Thread beginning with comment 507024
To view parent comment, click here.
To read all comments associated with this story, please click here.
RE[17]: Huh?
by jared_wilkes on Tue 14th Feb 2012 01:06 UTC in reply to "RE[16]: Huh?"
jared_wilkes
Member since:
2011-04-25

And this is REALLY bad logic.

Is the refusal to negotiate FRAND terms based on those FRAND terms or events external to the requirements of the standard? Clearly events external to the requirements of complying with the standard. Any decision to deny licensing outside of whether or not they are F and R is D.
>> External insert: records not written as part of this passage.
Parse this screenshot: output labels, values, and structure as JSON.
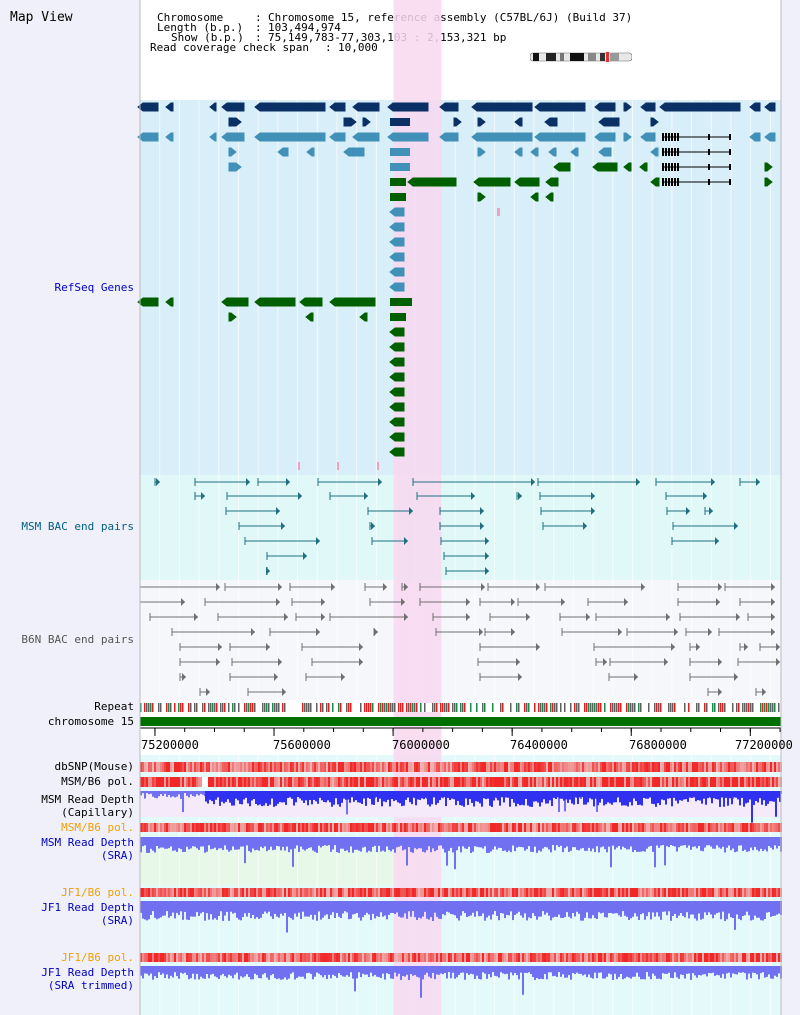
{
  "page": {
    "title": "Map View"
  },
  "header": {
    "chromosome_key": "Chromosome",
    "chromosome_value": "Chromosome 15, reference assembly (C57BL/6J) (Build 37)",
    "length_key": "Length (b.p.)",
    "length_value": "103,494,974",
    "show_key": "Show (b.p.)",
    "show_value": "75,149,783-77,303,103 : 2,153,321 bp",
    "coverage_key": "Read coverage check span",
    "coverage_value": "10,000"
  },
  "tracks": {
    "refseq": "RefSeq Genes",
    "msm_bac": "MSM BAC end pairs",
    "b6n_bac": "B6N BAC end pairs",
    "repeat": "Repeat",
    "chromosome": "chromosome 15",
    "dbsnp": "dbSNP(Mouse)",
    "msm_b6_pol_1": "MSM/B6 pol.",
    "msm_depth_cap_1": "MSM Read Depth",
    "msm_depth_cap_2": "(Capillary)",
    "msm_b6_pol_2": "MSM/B6 pol.",
    "msm_depth_sra_1": "MSM Read Depth",
    "msm_depth_sra_2": "(SRA)",
    "jf1_b6_pol_1": "JF1/B6 pol.",
    "jf1_depth_sra_1": "JF1 Read Depth",
    "jf1_depth_sra_2": "(SRA)",
    "jf1_b6_pol_2": "JF1/B6 pol.",
    "jf1_depth_trim_1": "JF1 Read Depth",
    "jf1_depth_trim_2": "(SRA trimmed)"
  },
  "axis": {
    "ticks": [
      "75200000",
      "75600000",
      "76000000",
      "76400000",
      "76800000",
      "77200000"
    ],
    "tick_values": [
      75200000,
      75600000,
      76000000,
      76400000,
      76800000,
      77200000
    ],
    "range": [
      75149783,
      77303103
    ]
  },
  "highlight": {
    "start": 76002000,
    "end": 76162000,
    "color": "#f8d8f0"
  },
  "colors": {
    "refseq_bg": "#d8eef8",
    "msm_bac_bg": "#e0f8f8",
    "b6n_bg": "#f5f7fa",
    "gene_dark": "#0a3066",
    "gene_mid": "#4090b8",
    "gene_green": "#006000",
    "bac_msm": "#207080",
    "bac_b6n": "#707070",
    "depth_blue": "#3030f0",
    "depth_light": "#7070f0",
    "label_blue": "#0000c0",
    "label_orange": "#f0a000",
    "label_teal": "#006080"
  }
}
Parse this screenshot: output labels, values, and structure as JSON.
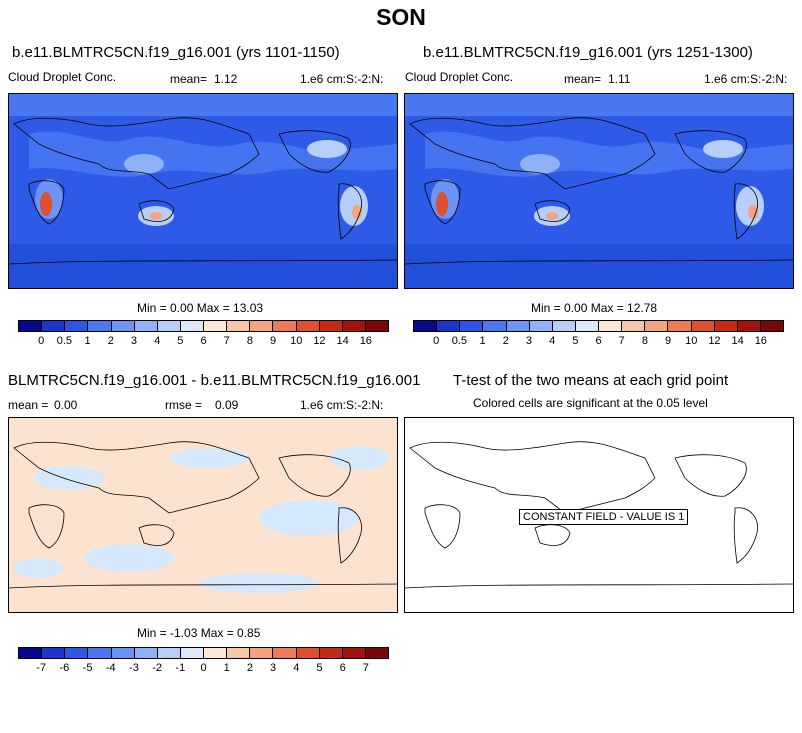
{
  "title": "SON",
  "panels": {
    "p1": {
      "title": "b.e11.BLMTRC5CN.f19_g16.001 (yrs 1101-1150)",
      "variable": "Cloud Droplet Conc.",
      "mean_label": "mean=",
      "mean_value": "1.12",
      "units": "1.e6 cm:S:-2:N:",
      "minmax": "Min =  0.00 Max =  13.03",
      "background_color": "#2e5ae8",
      "hotspots": [
        "South America (Amazon/Brazil)",
        "Southern Africa",
        "Australia",
        "Asia"
      ]
    },
    "p2": {
      "title": "b.e11.BLMTRC5CN.f19_g16.001 (yrs 1251-1300)",
      "variable": "Cloud Droplet Conc.",
      "mean_label": "mean=",
      "mean_value": "1.11",
      "units": "1.e6 cm:S:-2:N:",
      "minmax": "Min =  0.00 Max =  12.78",
      "background_color": "#2e5ae8"
    },
    "p3": {
      "title": "BLMTRC5CN.f19_g16.001 - b.e11.BLMTRC5CN.f19_g16.001",
      "mean_label": "mean =",
      "mean_value": "0.00",
      "rmse_label": "rmse =",
      "rmse_value": "0.09",
      "units": "1.e6 cm:S:-2:N:",
      "minmax": "Min = -1.03 Max =  0.85",
      "background_color": "#fde3cf",
      "negative_patch_color": "#d6e8fb"
    },
    "p4": {
      "title": "T-test of the two means at each grid point",
      "subtitle": "Colored cells are significant at the 0.05 level",
      "constant_label": "CONSTANT FIELD - VALUE IS 1"
    }
  },
  "colorbar_top": {
    "labels": [
      "0",
      "0.5",
      "1",
      "2",
      "3",
      "4",
      "5",
      "6",
      "7",
      "8",
      "9",
      "10",
      "12",
      "14",
      "16"
    ],
    "colors": [
      "#08088e",
      "#1b36c8",
      "#2f55e6",
      "#4a78f0",
      "#6b94f4",
      "#8fb1f6",
      "#b7cff8",
      "#dde9fb",
      "#fde6d4",
      "#f9c6a8",
      "#f3a37e",
      "#ec7b55",
      "#de4f30",
      "#c52a18",
      "#a3130c",
      "#7a0606"
    ]
  },
  "colorbar_bottom": {
    "labels": [
      "-7",
      "-6",
      "-5",
      "-4",
      "-3",
      "-2",
      "-1",
      "0",
      "1",
      "2",
      "3",
      "4",
      "5",
      "6",
      "7"
    ],
    "colors": [
      "#08088e",
      "#1b36c8",
      "#2f55e6",
      "#4a78f0",
      "#6b94f4",
      "#8fb1f6",
      "#b7cff8",
      "#dde9fb",
      "#fde6d4",
      "#f9c6a8",
      "#f3a37e",
      "#ec7b55",
      "#de4f30",
      "#c52a18",
      "#a3130c",
      "#7a0606"
    ]
  }
}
So let's change your hypothetical: Company A makes an offer for FRAND patents to another Company B. Company B accepts at the SAME time as, or even AFTER, it launches what it thinks is a well-reasoned, "moral," and legal patent suit against Company A. Company A withdraws its FRAND offer and/or agreement. This is discrimination. The other legal attack is outside the pledged support of a required standard. The FRAND offer is being reneged based on competition, not liking the competitor, thinking the other is a bully, revenge (or, if you prefer, "defensively" in a non-standards-related legal matter). Not at all on whether or not a FRAND offer was made and if the offer was willing to be accepted. This is discrimination, the D in FRAND.

Your hypothetical even completely stops short of whether or not its FRAND -- saying, at that point, it's up to the court to decide (again, odd of you to fall back on the law in this case) while ignoring that the withdrawal of the FRAND offer is DISCRIMINATORY.

Edited 2012-02-14 01:10 UTC

Reply Parent Score: 0

RE[18]: Huh?
by Thom_Holwerda on Tue 14th Feb 2012 01:14 in reply to "RE[17]: Huh?"
Thom_Holwerda Member since:
2005-06-29

Company A withdraws its FRAND offer and/or agreement.


If that happens, then yeah, that's not good. It's still understandable, though, in the face of a legal assault.

Reply Parent Score: 1

RE[19]: Huh?
by jared_wilkes on Tue 14th Feb 2012 01:21 in reply to "RE[18]: Huh?"
jared_wilkes Member since:
2011-04-25

No, it is neither understandable or legally acceptable.